From licensed “Fred” product (Cruishank has signed licensing agency, GR Branding, to manage) and an episode of Nickelodeon’s iCarly (iMeet Fred), to appearances on Disney Channel’s The Suite Life on Deck and The Tyra Banks Show, to hired promotion of Walden Media’s film City of Embers and placement sponsorship from wireless device company Zipit, Cruishank is generating six figures ($$$,$$$) .  A kid with  a video camera has created a mini media empire.

There are no barriers to creating content anymore, and there is certainly no creator too young.  The media world is a new frontier.  Like the famous quote from Field of Dreams, “if you build it they will come”.  And if its anything like Fred, its not only fans flocking, but the mainstream media as well.

For Real?

My boss’s children have turned into my most fascinating case study.

Over the weekend, Kate took Aaron and his older brother “Jacob” to see Disney’s The Lion King on Broadway.lion-king1 During intermission, Aaron asked Kate, “Mom, is Mufasa really dead?”  Answering honestly, Kate said, “Yes, Mufasa did go to heaven.”

Aaron then says, “No, Mom, in real life, is Mufasa really dead?”

Kate is a bit puzzled at Aaron’s question and probes, “What do you mean in real life?  This is a show, it’s only pretend.  People pretending to be animals from The Lion King.”

Aaron replies, “No, mom, I mean in real life.  From the movie.”

To recap, although Aaron is watching real human people perform the roles of Mufasa, Simba, Scar and other Lion King characters, Aaron equates reality with the animated Lion King movie.  The movie was his first experience with the brand and the characters, and therefore what he believes to be “real”.

Aaron’s situation is understood by an article from Phillip Nikken (Journal of Broadcasting Media, Fall 1988).  He says,

Young children make little distinction between the real and unreal on television.  They are more apt than not to see television as a part of reality than as a representation of it.

On a slightly older note, Kate’s other son, Jacob (age 7) reveled in the first act of the Broadway production of The Lion King.  Once the curtain went down and Jacob was forced to sit still (read: entertain himself) for the fifteen minute intermission he asked, “Mom can I have your phone?  I’m so bored.”

I’ll Take a TV Show and Supersize That With a Website, Please?

Like a Happy Meal at McDonalds, kids expect more than just a TV show.  They want their Chicken McNuggets and french fries and soda and Happy Meal toy.  Who could blame them?  As technology is capable of providing kids more than television to engage with a property, why not reach kids across all touch points?  Kids are supersizing their media experiences by consuming properties on television, online, through VOD and licensed products and at events as close as your nearest shopping mall.
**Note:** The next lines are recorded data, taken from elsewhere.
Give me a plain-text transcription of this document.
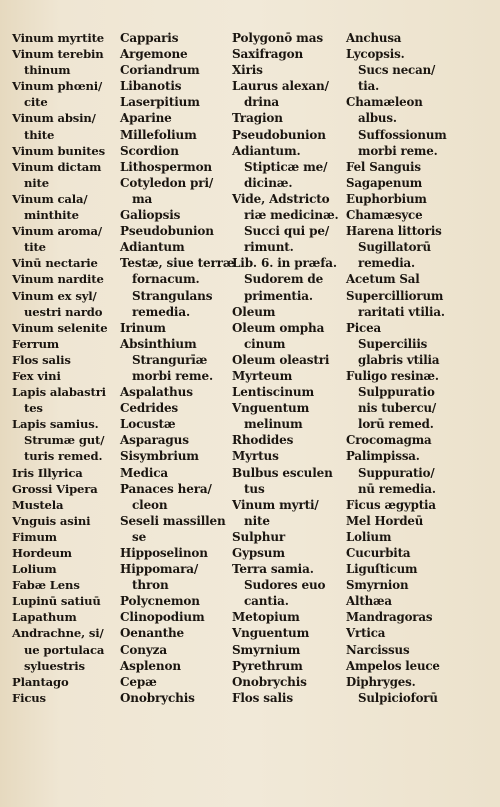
Vinum myrtite
Vinum terebin
thinum
Vinum phœni/
cite
Vinum absin/
thite
Vinum bunites
Vinum dictam
nite
Vinum cala/
minthite
Vinum aroma/
tite
Vinū nectarie
Vinum nardite
Vinum ex syl/
uestri nardo
Vinum selenite
Ferrum
Flos salis
Fex vini
Lapis alabastri
tes
Lapis samius.
Strumæ gut/
turis remed.
Iris Illyrica
Grossi Vipera
Mustela
Vnguis asini
Fimum
Hordeum
Lolium
Fabæ Lens
Lupinū satiuū
Lapathum
Andrachne, si/
ue portulaca
syluestris
Plantago
Ficus
Capparis
Argemone
Coriandrum
Libanotis
Laserpitium
Aparine
Millefolium
Scordion
Lithospermon
Cotyledon pri/
ma
Galiopsis
Pseudobunion
Adiantum
Testæ, siue terræ
fornacum.
Strangulans
remedia.
Irinum
Absinthium
Strangurīæ
morbi reme.
Aspalathus
Cedrides
Locustæ
Asparagus
Sisymbrium
Medica
Panaces hera/
cleon
Seseli massillen
se
Hipposelinon
Hippomara/
thron
Polycnemon
Clinopodium
Oenanthe
Conyza
Asplenon
Cepæ
Onobrychis
Polygonō mas
Saxifragon
Xiris
Laurus alexan/
drina
Tragion
Pseudobunion
Adiantum.
Stipticæ me/
dicinæ.
Vide, Adstricto
riæ medicinæ.
Succi qui pe/
rimunt.
Lib. 6. in præfa.
Sudorem de
primentia.
Oleum
Oleum ompha
cinum
Oleum oleastri
Myrteum
Lentiscinum
Vnguentum
melinum
Rhodides
Myrtus
Bulbus esculen
tus
Vinum myrti/
nite
Sulphur
Gypsum
Terra samia.
Sudores euo
cantia.
Metopium
Vnguentum
Smyrnium
Pyrethrum
Onobrychis
Flos salis
Anchusa
Lycopsis.
Sucs necan/
tia.
Chamæleon
albus.
Suffossionum
morbi reme.
Fel Sanguis
Sagapenum
Euphorbium
Chamæsyce
Harena littoris
Sugillatorū
remedia.
Acetum Sal
Supercilliorum
raritati vtilia.
Picea
Superciliis
glabris vtilia
Fuligo resinæ.
Sulppuratio
nis tubercu/
lorū remed.
Crocomagma
Palimpissa.
Suppuratio/
nū remedia.
Ficus ægyptia
Mel Hordeū
Lolium
Cucurbita
Liguſticum
Smyrnion
Althæa
Mandragoras
Vrtica
Narcissus
Ampelos leuce
Diphryges.
Sulpicioforū
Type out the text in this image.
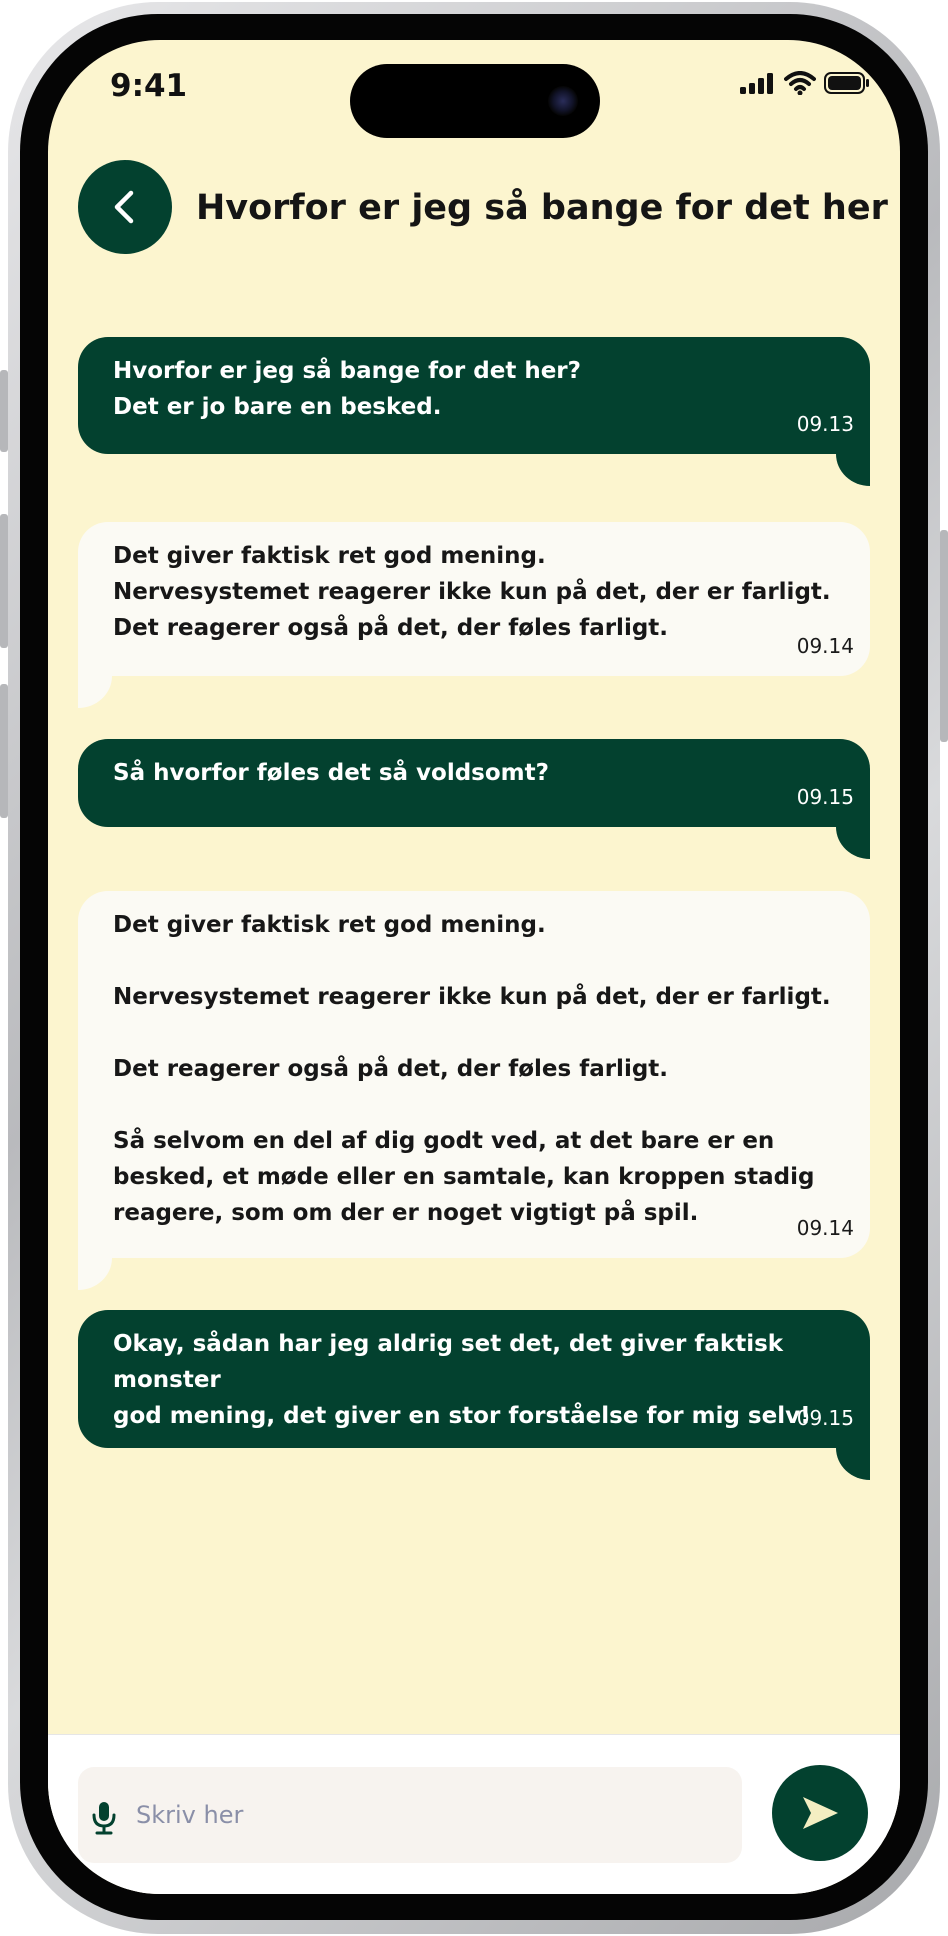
9:41
Hvorfor er jeg så bange for det her
Hvorfor er jeg så bange for det her?
Det er jo bare en besked.
09.13
Det giver faktisk ret god mening.
Nervesystemet reagerer ikke kun på det, der er farligt.
Det reagerer også på det, der føles farligt.
09.14
Så hvorfor føles det så voldsomt?
09.15
Det giver faktisk ret god mening.

Nervesystemet reagerer ikke kun på det, der er farligt.

Det reagerer også på det, der føles farligt.

Så selvom en del af dig godt ved, at det bare er en
besked, et møde eller en samtale, kan kroppen stadig
reagere, som om der er noget vigtigt på spil.
09.14
Okay, sådan har jeg aldrig set det, det giver faktisk monster
god mening, det giver en stor forståelse for mig selv!
09.15
Skriv her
Look at any one of the children’s networks: Disney Channel, Nickelodeon, Cartoon Network, PBS Kids Go.  Each network site has, at the very minimum, a web page for each show on-air, if not full-blown micro-sites to immerse kids in the world of their favorite characters.  And don’t forget about the little kids, the same web experience  is true for pre-schoolers.  Programming blocks and pre-school channels like Playhouse Disney, Nick Jr., and PBS Kids Sprout feature the same web content as their grown-up siblings.

While this may seem like media overload, especially for children who don’t know any better, just remember the Weight Watchers method of dieting: Portion Control.